Prepare the Pan: Generously grease and flour a 10-12 cup bundt pan. Make sure to get into all the nooks and crannies to prevent the cake from sticking. You can also use baking spray with flour for this step.
Brown the Butter: In a light-colored saucepan over medium heat, melt the butter. Continue to cook, swirling occasionally, until the butter turns a golden-brown color and has a nutty aroma. This usually takes about 5-7 minutes. Watch it carefully, as it can burn quickly. Pour the browned butter into a heatproof bowl and let it cool slightly.
Whisk Dry Ingredients: In a large bowl, whisk together the flour, baking powder, baking soda, cinnamon, nutmeg, cloves, and salt. This ensures that all the spices and leavening agents are evenly distributed.
Cream Sugars and Butter: In a separate large bowl, cream together the cooled browned butter, granulated sugar, and brown sugar until light and fluffy. This usually takes about 3-5 minutes with an electric mixer.
Add Eggs and Vanilla: Beat in the eggs one at a time, then stir in the vanilla extract. Make sure each egg is fully incorporated before adding the next.

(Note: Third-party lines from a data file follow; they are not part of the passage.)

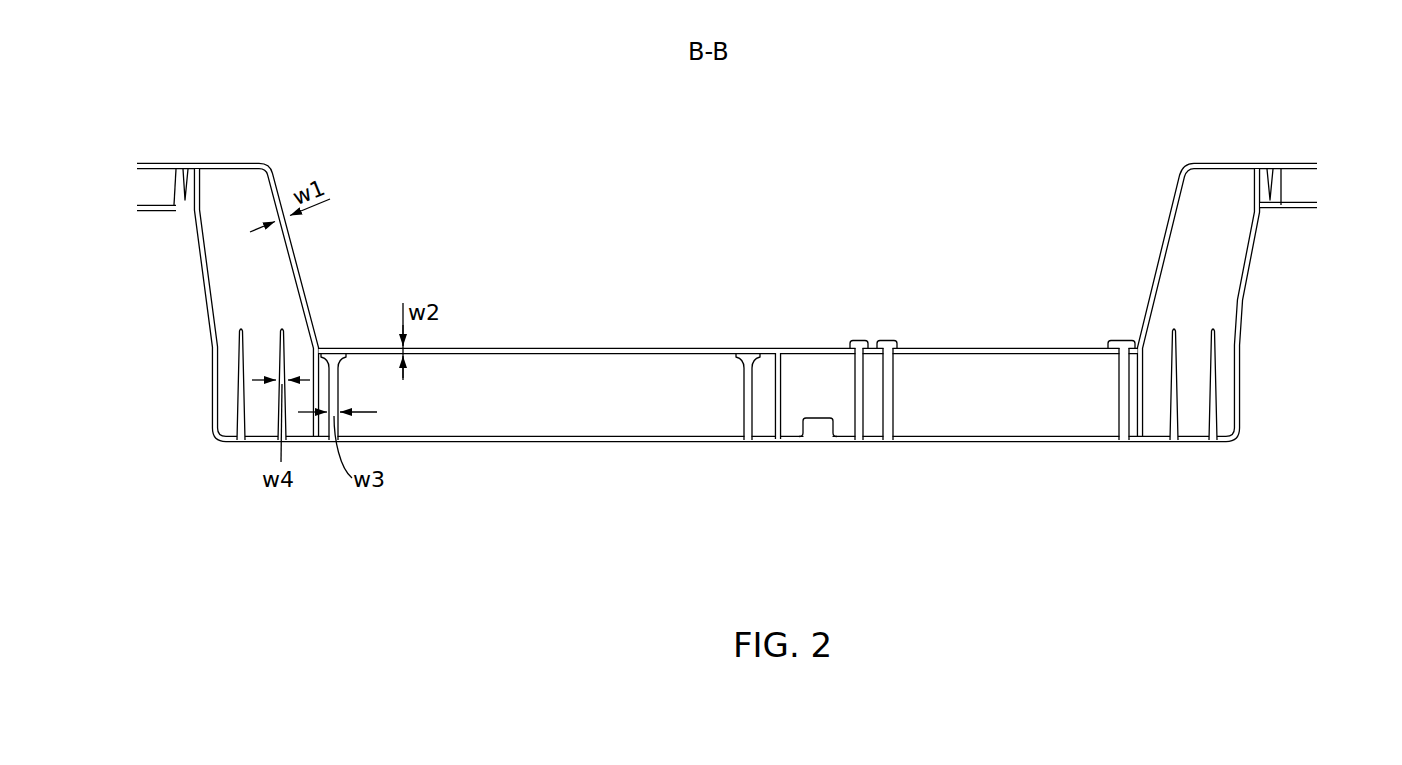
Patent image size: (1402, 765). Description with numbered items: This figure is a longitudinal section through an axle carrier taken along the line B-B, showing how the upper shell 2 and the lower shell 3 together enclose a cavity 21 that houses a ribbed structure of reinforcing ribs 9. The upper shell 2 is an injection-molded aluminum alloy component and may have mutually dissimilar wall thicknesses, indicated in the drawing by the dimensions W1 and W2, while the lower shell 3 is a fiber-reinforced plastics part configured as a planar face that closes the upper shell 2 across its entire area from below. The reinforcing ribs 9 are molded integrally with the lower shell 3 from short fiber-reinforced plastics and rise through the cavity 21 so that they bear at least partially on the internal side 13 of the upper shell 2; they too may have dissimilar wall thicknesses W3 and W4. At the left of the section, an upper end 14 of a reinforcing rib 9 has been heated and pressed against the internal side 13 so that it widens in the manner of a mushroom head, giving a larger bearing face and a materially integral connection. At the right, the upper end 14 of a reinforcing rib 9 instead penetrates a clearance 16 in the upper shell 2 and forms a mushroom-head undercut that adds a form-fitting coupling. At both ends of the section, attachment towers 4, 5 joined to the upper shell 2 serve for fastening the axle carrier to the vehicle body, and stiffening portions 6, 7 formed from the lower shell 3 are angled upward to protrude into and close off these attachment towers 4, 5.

The upper shell 2 is at (471, 344).
The lower shell 3 is at (473, 450).
The attachment tower 4 is at (231, 162).
The attachment tower 5 is at (1233, 162).
The stiffening portion 6 is at (204, 300).
The stiffening portion 7 is at (1248, 319).
The reinforcing ribs 9 is at (176, 204).
The internal side 13 is at (601, 366).
The upper end 14 is at (335, 345).
The clearance 16 is at (899, 348).
The cavity 21 is at (479, 416).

Alternate Dry and Wet Ingredients: Gradually add the dry ingredients to the wet ingredients, alternating with the buttermilk, beginning and ending with the dry ingredients. Mix until just combined. Be careful not to overmix, as this can result in a tough cake.
Fold in Apples: Gently fold in the diced apples until they are evenly distributed throughout the batter.

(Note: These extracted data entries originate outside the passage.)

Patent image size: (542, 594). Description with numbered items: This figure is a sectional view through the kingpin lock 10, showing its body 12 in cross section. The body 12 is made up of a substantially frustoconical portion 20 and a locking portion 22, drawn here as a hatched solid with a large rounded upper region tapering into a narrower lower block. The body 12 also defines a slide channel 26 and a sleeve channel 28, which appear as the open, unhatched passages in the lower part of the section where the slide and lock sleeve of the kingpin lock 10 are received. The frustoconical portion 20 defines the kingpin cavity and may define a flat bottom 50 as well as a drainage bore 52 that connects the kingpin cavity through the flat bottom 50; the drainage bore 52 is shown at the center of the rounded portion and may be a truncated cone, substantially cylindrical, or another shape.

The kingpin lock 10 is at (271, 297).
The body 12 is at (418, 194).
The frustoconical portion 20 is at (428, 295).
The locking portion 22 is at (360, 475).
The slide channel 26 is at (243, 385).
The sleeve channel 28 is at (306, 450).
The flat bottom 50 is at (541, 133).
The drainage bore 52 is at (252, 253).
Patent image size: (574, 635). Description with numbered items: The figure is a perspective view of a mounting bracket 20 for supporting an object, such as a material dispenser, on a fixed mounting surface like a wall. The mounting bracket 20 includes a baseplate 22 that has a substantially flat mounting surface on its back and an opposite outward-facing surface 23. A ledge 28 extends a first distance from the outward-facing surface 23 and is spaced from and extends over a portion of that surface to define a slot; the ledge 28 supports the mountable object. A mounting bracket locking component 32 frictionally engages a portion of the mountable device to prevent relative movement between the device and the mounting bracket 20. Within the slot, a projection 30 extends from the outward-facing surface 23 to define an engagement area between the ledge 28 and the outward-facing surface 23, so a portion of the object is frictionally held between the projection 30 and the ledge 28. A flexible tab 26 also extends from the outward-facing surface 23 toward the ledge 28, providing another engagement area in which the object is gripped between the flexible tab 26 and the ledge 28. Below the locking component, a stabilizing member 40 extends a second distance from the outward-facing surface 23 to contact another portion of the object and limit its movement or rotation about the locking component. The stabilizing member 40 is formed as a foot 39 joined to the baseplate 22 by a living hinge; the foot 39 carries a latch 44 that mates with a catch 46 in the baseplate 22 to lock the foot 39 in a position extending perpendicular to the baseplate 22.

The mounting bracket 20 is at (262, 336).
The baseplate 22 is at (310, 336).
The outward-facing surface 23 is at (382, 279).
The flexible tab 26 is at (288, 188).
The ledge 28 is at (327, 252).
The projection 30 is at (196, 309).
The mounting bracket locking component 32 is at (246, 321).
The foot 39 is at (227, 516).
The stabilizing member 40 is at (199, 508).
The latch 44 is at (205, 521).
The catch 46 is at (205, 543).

Pour into Pan: Pour the batter into the prepared bundt pan and spread it evenly.
Bake the Cake: Bake in a preheated oven at 350°F (175°C) for 50-60 minutes, or until a wooden skewer inserted into the center comes out clean.
Cool the Cake: Let the cake cool in the pan for 10-15 minutes before inverting it onto a wire rack to cool completely. This helps the cake release from the pan without breaking.
Dust with Powdered Sugar (optional): Once the cake is completely cool, dust it with powdered sugar for a beautiful finishing touch.